Frankfurt (www.anleihencheck.de) - Trotz der erneut aufflammenden Regierungskrise in Brasilien setzten die Rentenmärkte der Emerging Markets (EM) im Mai ihren seit Monaten andauernden Aufwärtstrend fort, so die Experten von Union Investment.

Unterstützung sei dabei von den anhaltend hohen Mittelzuflüssen und den festen Rohstoffpreisen gekommen. Auch die weiterhin ausbleibenden protektionistischen Maßnahmen vonseiten der USA und der schwächere US-Dollar hätten für Rückenwind gesorgt. So hätten EM-Renten-Investments auf Indexebene (J.P. Morgan EMBI Global Div. Index) im Mai 0,9 Prozent an Wert gewonnen. Die Risikoaufschläge (Spreads) hätten sich, nach einer sprunghaften Ausweitung rund um die Nachrichten aus Brasilien, auf Monatssicht seitwärts entwickelt.

Am 18. Mai sei bekannt geworden, dass Brasiliens Interimspräsident Michel Temer Schweigegeld-Zahlungen an den inzwischen verurteilen Ex-Chef des Unterhauses Cunha gebilligt haben solle. Temer, der die Vorwürfe bestreite, rücke damit ebenfalls ins Zentrum des gigantischen Korruptionsskandals rund um den halbstaatlichen Energiekonzern Petrobras. Die Märkte hätten heftig reagiert: Der Brasilianische Real habe gegenüber dem US-Dollar zeitweise über 10 Prozent verloren, die Spreads für lokale Anleihen aus Brasilien hätten sich um bis zu 150 Basispunkte ausgeweitet.
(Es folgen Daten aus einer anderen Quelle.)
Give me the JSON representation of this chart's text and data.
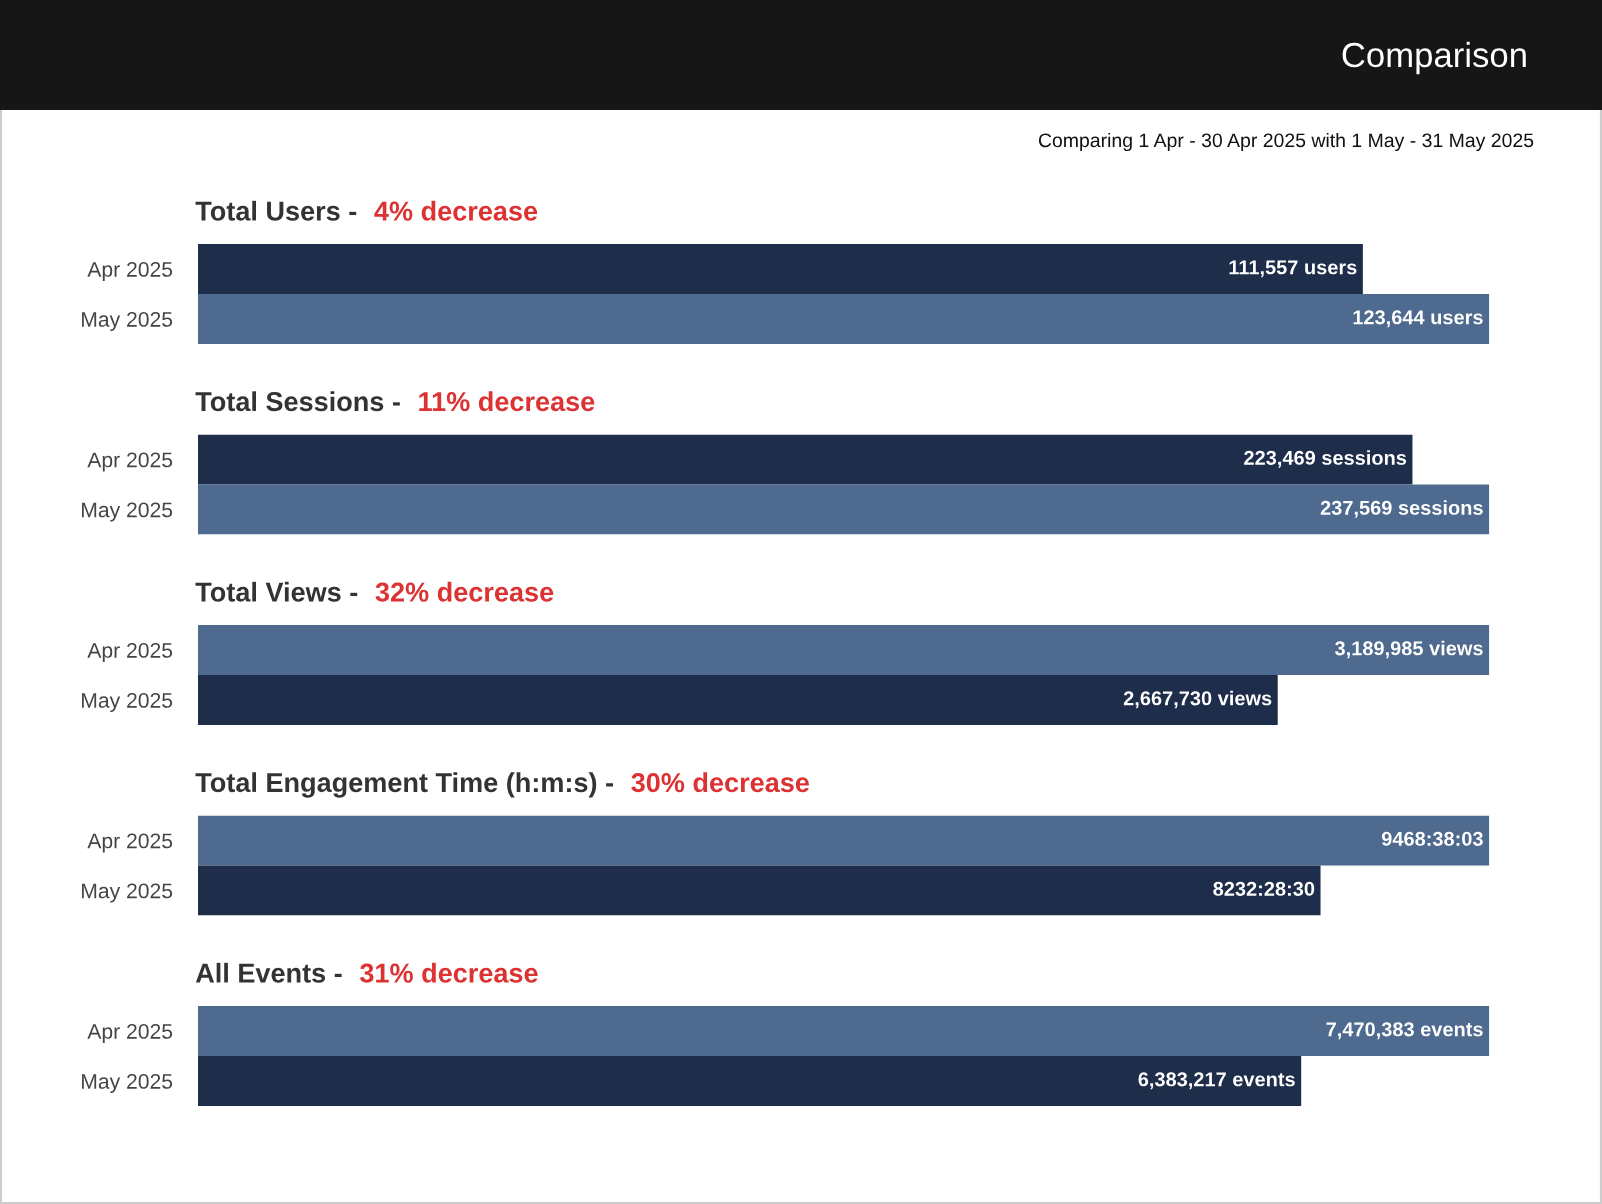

Ein Grund für die starken Bewegungen seien die bereits eingepreisten hohen Erwartungen an die Reformagenda Temers gewesen. Insbesondere die für die Konsolidierung der Staatsfinanzen wichtige Renten- und Arbeitsmarktreform dürfte sich nun nach hinten verschieben und damit auch die wirtschaftliche Erholung Brasiliens ausbremsen. Die Ratingagenturen Moody's und S&P hätten bereits reagiert und ihre Note jeweils mit einem negativen Ausblick versehen.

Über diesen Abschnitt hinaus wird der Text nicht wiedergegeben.